3. Parlamentoda lider iradesinden başka bir iradenin olmadığını biliyorduk ama bunun bu kadar gözümüze sokulmasına alışık değildik.
4. Eğer yeni Anayasa taslağını da Kulüpler Birliği yazarsa, bu Anayasa üzerinde parlamentonun uzlaşması çok daha kolay olacak, o anlaşılıyor.
5. Cumhurbaşkanı veto ettiğinde (ben dahil) ahlakı hatırlayanların önemli bir bölümünün Tayyip Erdoğan ‘Yasayı aynen geçirin’ deyince eski pozisyonlarına dönüp ahlakı yeniden unutmasını izlemek hüzün verici olmanın bile ötesinde.
6. Keşke şike soruşturması Terörle Mücadele Yasası’nın ifade özgürlüğünü kısıtlayan, örgüt üyeliğini kolaylaştıran maddelerinden yürütülseymiş,
bugün bir taşla iki kuş vurmuş, bir çırpıda ülkemizi anti-demokratik görünümden kurtarmış olurduk.
7. Yasa değişikliğinin yaratacağı hukuki boşluk ve karmaşa yüzünden çok sayıda şike davası tutuklusunun gereksiz yere daha fazla tutuklu kalacak olmasına karşı hiçbir önlem düşünülmemiş olmasına Kulüpler Birliği ne diyecek acaba?
8. Şikecilere 12 yıl hapis fazlaysa üniversite sınavında kopya çekeceklere getirilen 7 yıl hapis cezası fazla
değil mi?
9. Seçimlerde milletvekili listesi hazırlamak liderler için gereksiz bir külfet değil mi?
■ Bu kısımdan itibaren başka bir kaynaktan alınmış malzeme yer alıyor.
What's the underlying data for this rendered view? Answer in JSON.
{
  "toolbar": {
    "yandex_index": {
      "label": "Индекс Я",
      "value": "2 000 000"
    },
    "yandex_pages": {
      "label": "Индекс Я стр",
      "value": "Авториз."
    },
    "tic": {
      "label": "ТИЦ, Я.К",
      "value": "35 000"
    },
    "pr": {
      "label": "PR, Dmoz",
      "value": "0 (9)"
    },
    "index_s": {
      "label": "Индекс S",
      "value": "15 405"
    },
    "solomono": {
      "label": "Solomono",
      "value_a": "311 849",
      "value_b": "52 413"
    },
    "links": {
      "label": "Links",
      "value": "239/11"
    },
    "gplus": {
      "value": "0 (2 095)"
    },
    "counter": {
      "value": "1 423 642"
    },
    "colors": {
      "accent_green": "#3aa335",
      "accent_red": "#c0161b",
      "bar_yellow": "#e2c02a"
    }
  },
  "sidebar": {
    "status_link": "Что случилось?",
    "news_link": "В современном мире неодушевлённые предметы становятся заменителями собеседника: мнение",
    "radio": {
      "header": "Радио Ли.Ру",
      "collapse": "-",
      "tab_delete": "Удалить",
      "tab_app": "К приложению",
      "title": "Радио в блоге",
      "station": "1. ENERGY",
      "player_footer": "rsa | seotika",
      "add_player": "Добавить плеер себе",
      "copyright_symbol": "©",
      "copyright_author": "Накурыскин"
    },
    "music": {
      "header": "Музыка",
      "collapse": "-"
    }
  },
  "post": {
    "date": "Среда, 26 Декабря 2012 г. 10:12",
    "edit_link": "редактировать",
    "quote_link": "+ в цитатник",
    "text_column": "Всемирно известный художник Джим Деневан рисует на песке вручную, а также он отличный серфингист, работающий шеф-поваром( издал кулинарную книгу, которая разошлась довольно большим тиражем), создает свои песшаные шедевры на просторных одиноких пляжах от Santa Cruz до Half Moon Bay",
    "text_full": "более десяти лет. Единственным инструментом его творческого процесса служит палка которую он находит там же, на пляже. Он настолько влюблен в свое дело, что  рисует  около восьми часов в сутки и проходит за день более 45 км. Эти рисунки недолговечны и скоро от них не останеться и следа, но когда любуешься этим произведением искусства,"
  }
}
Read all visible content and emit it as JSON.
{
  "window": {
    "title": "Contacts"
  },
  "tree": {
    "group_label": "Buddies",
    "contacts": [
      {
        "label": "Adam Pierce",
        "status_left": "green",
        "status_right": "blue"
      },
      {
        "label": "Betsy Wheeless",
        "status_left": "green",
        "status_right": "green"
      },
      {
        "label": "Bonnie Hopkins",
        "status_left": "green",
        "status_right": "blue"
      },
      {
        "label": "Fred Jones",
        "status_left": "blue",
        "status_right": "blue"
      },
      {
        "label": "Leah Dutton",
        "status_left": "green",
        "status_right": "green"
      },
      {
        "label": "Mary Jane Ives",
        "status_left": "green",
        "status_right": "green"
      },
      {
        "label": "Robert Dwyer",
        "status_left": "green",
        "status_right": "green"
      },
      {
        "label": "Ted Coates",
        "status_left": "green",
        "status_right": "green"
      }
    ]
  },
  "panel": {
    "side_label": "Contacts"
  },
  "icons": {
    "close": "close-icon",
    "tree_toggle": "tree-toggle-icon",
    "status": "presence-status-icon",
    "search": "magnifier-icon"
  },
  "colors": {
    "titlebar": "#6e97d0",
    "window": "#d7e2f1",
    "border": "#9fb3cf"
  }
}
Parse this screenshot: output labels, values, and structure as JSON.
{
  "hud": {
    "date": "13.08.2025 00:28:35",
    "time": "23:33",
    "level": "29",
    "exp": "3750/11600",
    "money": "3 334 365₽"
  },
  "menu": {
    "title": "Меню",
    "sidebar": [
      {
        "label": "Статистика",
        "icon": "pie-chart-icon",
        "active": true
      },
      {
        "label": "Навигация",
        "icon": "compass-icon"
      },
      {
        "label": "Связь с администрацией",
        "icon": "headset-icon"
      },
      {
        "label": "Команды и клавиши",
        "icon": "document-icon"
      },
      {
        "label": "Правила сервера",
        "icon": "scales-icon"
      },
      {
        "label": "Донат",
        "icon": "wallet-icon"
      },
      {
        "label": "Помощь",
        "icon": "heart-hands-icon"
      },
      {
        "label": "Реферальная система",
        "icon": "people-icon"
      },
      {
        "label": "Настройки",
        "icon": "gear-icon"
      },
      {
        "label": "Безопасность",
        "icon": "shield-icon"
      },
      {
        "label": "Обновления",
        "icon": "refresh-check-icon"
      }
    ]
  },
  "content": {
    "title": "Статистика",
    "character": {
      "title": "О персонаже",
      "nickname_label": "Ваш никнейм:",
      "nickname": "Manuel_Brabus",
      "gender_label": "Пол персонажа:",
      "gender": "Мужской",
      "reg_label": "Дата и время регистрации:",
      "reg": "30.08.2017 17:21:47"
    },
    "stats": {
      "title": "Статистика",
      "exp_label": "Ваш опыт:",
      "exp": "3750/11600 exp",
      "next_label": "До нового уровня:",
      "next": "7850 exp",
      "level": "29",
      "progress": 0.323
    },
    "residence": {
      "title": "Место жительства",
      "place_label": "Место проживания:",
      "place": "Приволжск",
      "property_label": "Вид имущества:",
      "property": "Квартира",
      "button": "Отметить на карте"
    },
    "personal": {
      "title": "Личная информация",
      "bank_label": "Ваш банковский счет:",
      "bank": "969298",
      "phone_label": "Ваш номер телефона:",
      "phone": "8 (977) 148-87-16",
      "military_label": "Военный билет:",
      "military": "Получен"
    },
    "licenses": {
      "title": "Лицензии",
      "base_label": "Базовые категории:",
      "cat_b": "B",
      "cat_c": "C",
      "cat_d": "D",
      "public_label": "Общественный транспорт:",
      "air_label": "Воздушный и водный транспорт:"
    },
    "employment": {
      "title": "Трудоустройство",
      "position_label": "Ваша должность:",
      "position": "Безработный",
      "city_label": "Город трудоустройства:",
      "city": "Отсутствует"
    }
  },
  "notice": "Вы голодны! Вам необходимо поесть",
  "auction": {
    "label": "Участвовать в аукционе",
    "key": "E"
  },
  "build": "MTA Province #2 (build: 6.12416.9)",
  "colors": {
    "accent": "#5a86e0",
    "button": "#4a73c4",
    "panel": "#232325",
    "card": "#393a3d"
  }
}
Biz liderleri seçsek, onlar da oyları oranında memleketi yönetseler, yasa yapsalar işler daha kolay olmaz mı? Çünkü zaten sonunda bu oluyor.
10. Artık parti disiplini için grup kararının alınmasına gerek bile olmaması memleketimiz demokrasisi için bir gelişme işareti sayılabilir mi?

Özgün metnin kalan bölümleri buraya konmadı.